Davor hatte ich jahrelang Flüchtlinge und Asylbewerber in der Ukraine unterstützt, weshalb ich die Menschenrechtslage in ihren Herkunftsländern, einschließlich Russland, aufmerksam verfolgte. Mir war klar, dass bei einem Erfolg der Invasoren all das Gute, das im Bereich der Menschenrechte in der Ukraine über viele Jahre hinweg erreicht worden war, zunichtegemacht werden würde. In Anbetracht der Tatsache, dass es um die Menschenrechte in Russland schon damals beklagenswert schlecht bestellt war (was sich seither noch radikal verschlechtert hat), konnte man sich ausmalen, was für eine Art Regime in den besetzten Gebieten installiert werden würde.
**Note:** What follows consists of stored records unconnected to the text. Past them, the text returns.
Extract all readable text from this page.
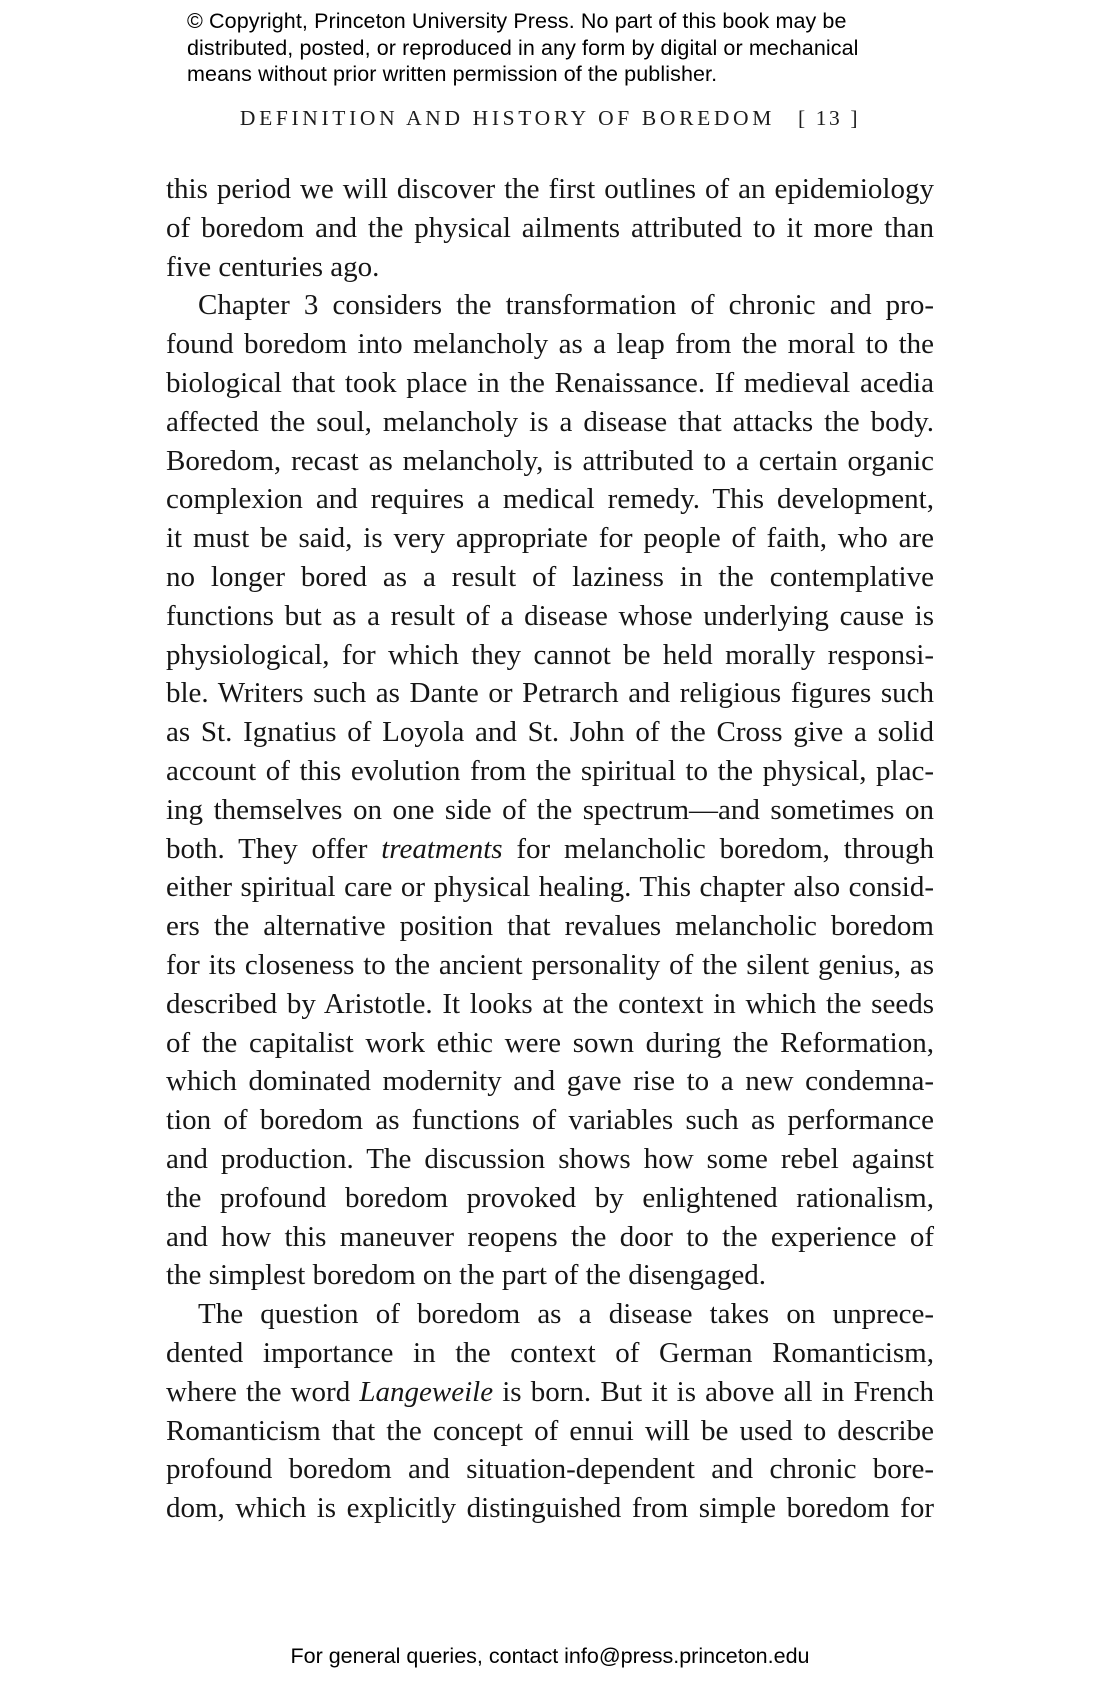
© Copyright, Princeton University Press. No part of this book may be
distributed, posted, or reproduced in any form by digital or mechanical
means without prior written permission of the publisher.
DEFINITION AND HISTORY OF BOREDOM [ 13 ]
this period we will discover the first outlines of an epidemiology
of boredom and the physical ailments attributed to it more than
five centuries ago.
Chapter 3 considers the transformation of chronic and pro-
found boredom into melancholy as a leap from the moral to the
biological that took place in the Renaissance. If medieval acedia
affected the soul, melancholy is a disease that attacks the body.
Boredom, recast as melancholy, is attributed to a certain organic
complexion and requires a medical remedy. This development,
it must be said, is very appropriate for people of faith, who are
no longer bored as a result of laziness in the contemplative
functions but as a result of a disease whose underlying cause is
physiological, for which they cannot be held morally responsi-
ble. Writers such as Dante or Petrarch and religious figures such
as St. Ignatius of Loyola and St. John of the Cross give a solid
account of this evolution from the spiritual to the physical, plac-
ing themselves on one side of the spectrum—and sometimes on
both. They offer treatments for melancholic boredom, through
either spiritual care or physical healing. This chapter also consid-
ers the alternative position that revalues melancholic boredom
for its closeness to the ancient personality of the silent genius, as
described by Aristotle. It looks at the context in which the seeds
of the capitalist work ethic were sown during the Reformation,
which dominated modernity and gave rise to a new condemna-
tion of boredom as functions of variables such as performance
and production. The discussion shows how some rebel against
the profound boredom provoked by enlightened rationalism,
and how this maneuver reopens the door to the experience of
the simplest boredom on the part of the disengaged.
The question of boredom as a disease takes on unprece-
dented importance in the context of German Romanticism,
where the word Langeweile is born. But it is above all in French
Romanticism that the concept of ennui will be used to describe
profound boredom and situation-dependent and chronic bore-
dom, which is explicitly distinguished from simple boredom for
For general queries, contact info@press.princeton.edu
Als Verteidiger von Menschenrechten war für mich die Zeit gekommen, diese mit dem einzigen Mittel zu verteidigen, das mir zur Verfügung stand: mit Waffen.
Ich habe eine Welt von innen gesehen, in der die Freiheit des Einzelnen verlacht, die Menschenwürde missachtet, das humanitäre Völkerrecht begraben wird und nur das Recht des Stärkeren gelten soll.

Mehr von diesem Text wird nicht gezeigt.